Emilie, étonnée de cette positive assertion, répondit : — Je suis fille de M. Saint-Aubert, et la dame que vous nommez, m’est absolument étrangère.

— Vous le croyez ? reprit Laurentini.

Emilie lui demanda par quelle raison elle pensoit le contraire.

— Votre ressemblance, dit la religieuse. On sait que la marquise étoit fort attachée à un gentilhomme de Gascogne, quand elle épousa le marquis par obéissance pour son père. Femme infortunée !

Emilie se rappelant l’excessive émotion de M. Saint-Aubert au nom de la marquise, auroit alors éprouvé une émotion différente de la surprise, si elle eût moins connu la probité de son père. Le respect qu’elle avoit pour lui, ne lui permit pas de s’arrêter à la supposition que lui insinuoit la signora laurentini ; son intérêt pourtant devint extrême, et elle la conjura de s’expliquer plus clairement.

— Ne me pressez pas sur ce sujet, reprit la religieuse ; il est trop terrible pour moi : puissé-je pour jamais l’effacer de ma mémoire ! Elle soupira profondément, et demanda à Emilie comment elle avoit su son nom.

— Par le portrait que j’ai vu à Udolphe, reprit Emilie, et la ressemblance de celui-ci.

— Vous avez donc été dans le château d’Udolphe ? dit la religieuse avec une extrême émotion. Quelles scènes ce lieu me rappelle ! scènes de félicité, de souffrance et d’horreur !

À ce moment, le terrible spectacle dont Emilie avoit été témoin dans une chambre de ce château, lui revint à la mémoire ; elle regarda la signora et se rappela ses derniers mots, que des années de prières et de pénitence ne pouvoient pas laver la souillure d’un meurtre ; elle se vit obligée de les attribuer à une autre cause qu’au délire : elle sentit un degré d’horreur inexprimable en croyant voir un assassin… Toute la conduite de Laurentini confirmoit cette supposition ; Emilie se perdit dans un abîme de perplexité, et ne sachant par quelles questions éclaircir de tels doutes, elle dit seulement à mots interrompus.

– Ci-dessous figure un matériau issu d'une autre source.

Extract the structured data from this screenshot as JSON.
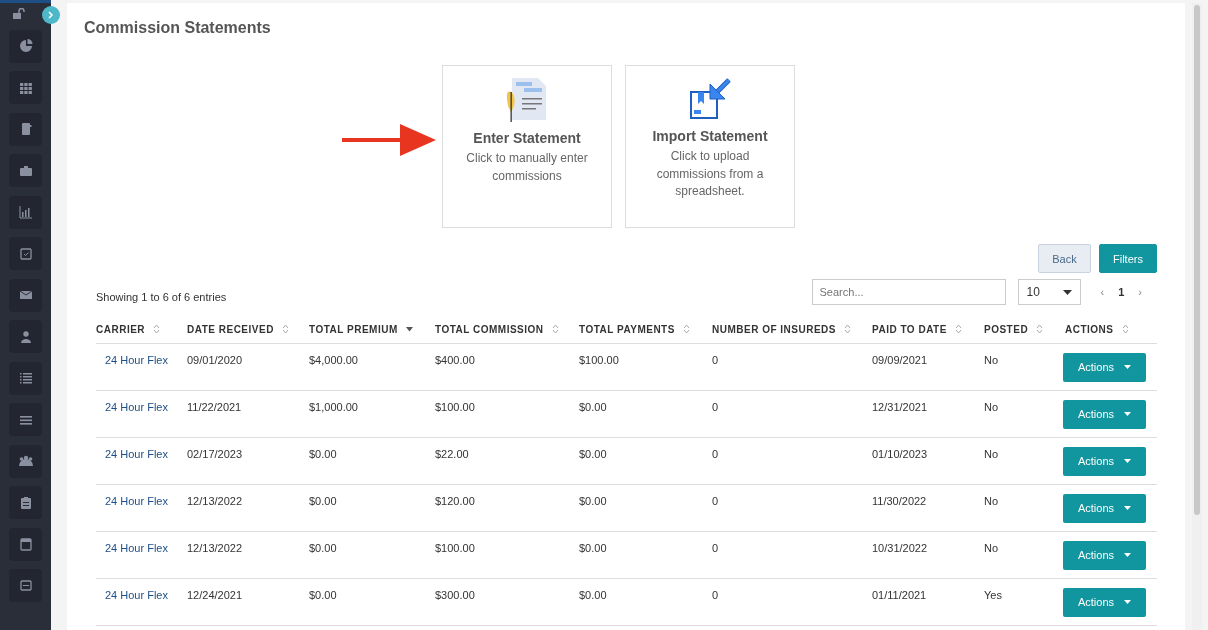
{
  "page": {
    "title": "Commission Statements"
  },
  "options": [
    {
      "kind": "enter",
      "title": "Enter Statement",
      "description": "Click to manually enter commissions"
    },
    {
      "kind": "import",
      "title": "Import Statement",
      "description": "Click to upload commissions from a spreadsheet."
    }
  ],
  "buttons": {
    "back": "Back",
    "filters": "Filters"
  },
  "table_info": "Showing 1 to 6 of 6 entries",
  "search": {
    "placeholder": "Search..."
  },
  "page_size": "10",
  "pagination": {
    "prev": "‹",
    "page": "1",
    "next": "›"
  },
  "table": {
    "columns": [
      {
        "label": "CARRIER",
        "sorted": false
      },
      {
        "label": "DATE RECEIVED",
        "sorted": false
      },
      {
        "label": "TOTAL PREMIUM",
        "sorted": true
      },
      {
        "label": "TOTAL COMMISSION",
        "sorted": false
      },
      {
        "label": "TOTAL PAYMENTS",
        "sorted": false
      },
      {
        "label": "NUMBER OF INSUREDS",
        "sorted": false
      },
      {
        "label": "PAID TO DATE",
        "sorted": false
      },
      {
        "label": "POSTED",
        "sorted": false
      },
      {
        "label": "ACTIONS",
        "sorted": false
      }
    ],
    "rows": [
      {
        "cells": [
          "24 Hour Flex",
          "09/01/2020",
          "$4,000.00",
          "$400.00",
          "$100.00",
          "0",
          "09/09/2021",
          "No",
          "Actions"
        ]
      },
      {
        "cells": [
          "24 Hour Flex",
          "11/22/2021",
          "$1,000.00",
          "$100.00",
          "$0.00",
          "0",
          "12/31/2021",
          "No",
          "Actions"
        ]
      },
      {
        "cells": [
          "24 Hour Flex",
          "02/17/2023",
          "$0.00",
          "$22.00",
          "$0.00",
          "0",
          "01/10/2023",
          "No",
          "Actions"
        ]
      },
      {
        "cells": [
          "24 Hour Flex",
          "12/13/2022",
          "$0.00",
          "$120.00",
          "$0.00",
          "0",
          "11/30/2022",
          "No",
          "Actions"
        ]
      },
      {
        "cells": [
          "24 Hour Flex",
          "12/13/2022",
          "$0.00",
          "$100.00",
          "$0.00",
          "0",
          "10/31/2022",
          "No",
          "Actions"
        ]
      },
      {
        "cells": [
          "24 Hour Flex",
          "12/24/2021",
          "$0.00",
          "$300.00",
          "$0.00",
          "0",
          "01/11/2021",
          "Yes",
          "Actions"
        ]
      }
    ]
  }
}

— Votre soudain départ d’Udolphe… Laurentini fit un soupir.

— Tous les bruits qui courent, dit Emilie… la chambre au couchant… ce voile de deuil… l’objet qu’il couvre… quand les meurtres sont connus…

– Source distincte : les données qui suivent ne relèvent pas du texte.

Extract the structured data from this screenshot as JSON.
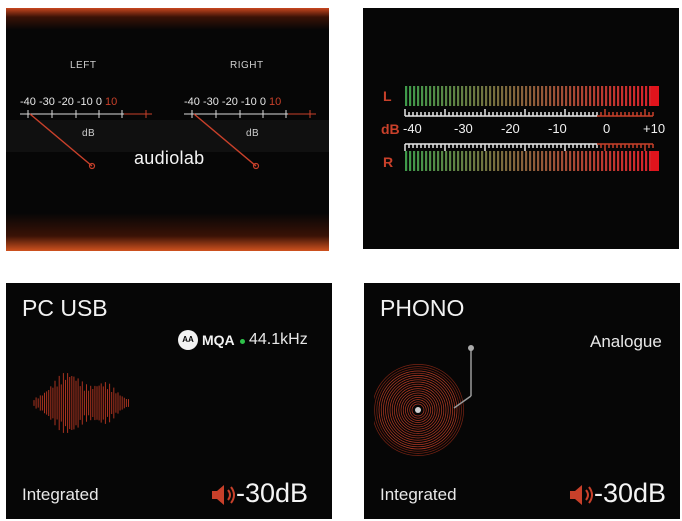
{
  "analog_meter": {
    "left_label": "LEFT",
    "right_label": "RIGHT",
    "scale_white": "-40 -30 -20 -10 0",
    "scale_red": "10",
    "unit": "dB",
    "brand": "audiolab",
    "colors": {
      "accent": "#c8402a",
      "glow": "#d0521f"
    }
  },
  "bar_meter": {
    "left_channel": "L",
    "right_channel": "R",
    "unit": "dB",
    "ticks": [
      "-40",
      "-30",
      "-20",
      "-10",
      "0",
      "+10"
    ],
    "level_left": 1.0,
    "level_right": 1.0,
    "colors": {
      "low": "#3f9a4a",
      "high": "#d8232a"
    }
  },
  "usb_screen": {
    "title": "PC USB",
    "format_logo": "MQA",
    "sample_rate": "44.1kHz",
    "mode": "Integrated",
    "volume": "-30dB",
    "icons": [
      "mqa-logo-icon",
      "mqa-indicator-dot-icon",
      "waveform-icon",
      "speaker-icon"
    ],
    "colors": {
      "indicator": "#2fc24a"
    }
  },
  "phono_screen": {
    "title": "PHONO",
    "signal": "Analogue",
    "mode": "Integrated",
    "volume": "-30dB",
    "icons": [
      "turntable-icon",
      "speaker-icon"
    ]
  }
}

La religieuse s’écria : — Quoi ! encore ? Et s’efforçant de la relever, ses regards égarés sembloient suivre un objet. — Revenir du tombeau ! Quoi ! du sang ! du sang aussi ! — Il n’y eut pas de sang ; tu ne peux pas le dire. — Oui, ne souris pas, ne souris pas avec cette pitié.

Laurentini tomba en convulsion. Emilie, incapable d’endurer plus long-temps une telle scène, s’échappa de la chambre, et envoya quelques religieuses pour rester avec l’abbesse.

Blanche et les pensionnaires qui se trouvèrent au parloir se pressèrent autour d’Emilie, et alarmées de l’effroi qu’elle manifestoit, elles lui firent ensemble cent questions. Emilie évita d’y répondre, et dit seulement que sœur Agnès étoit à l’agonie. Cette nouvelle leur expliqua l’impression de terreur qu’elle montroit, et elles lui offrirent des potions qui lui rendirent un peu de force. L’esprit d’Emilie cependant avoit été si ébranlé par les doutes où les discours de la religieuse l’avoient jetée, qu’elle ne pouvoit partager l’entretien ; et elle seroit sortie au même instant, si elle n’eût voulu savoir ce que deviendroit Laurentini. Quelques minutes après, on lui apprit qu’elle étoit mieux. Emilie et Blanche se retiroient lorsque l’abbesse parut : elle appela Emilie, et lui dit qu’elle avoit une chose à lui communiquer ; mais il étoit alors trop tard, et elle la pria de revenir le lendemain.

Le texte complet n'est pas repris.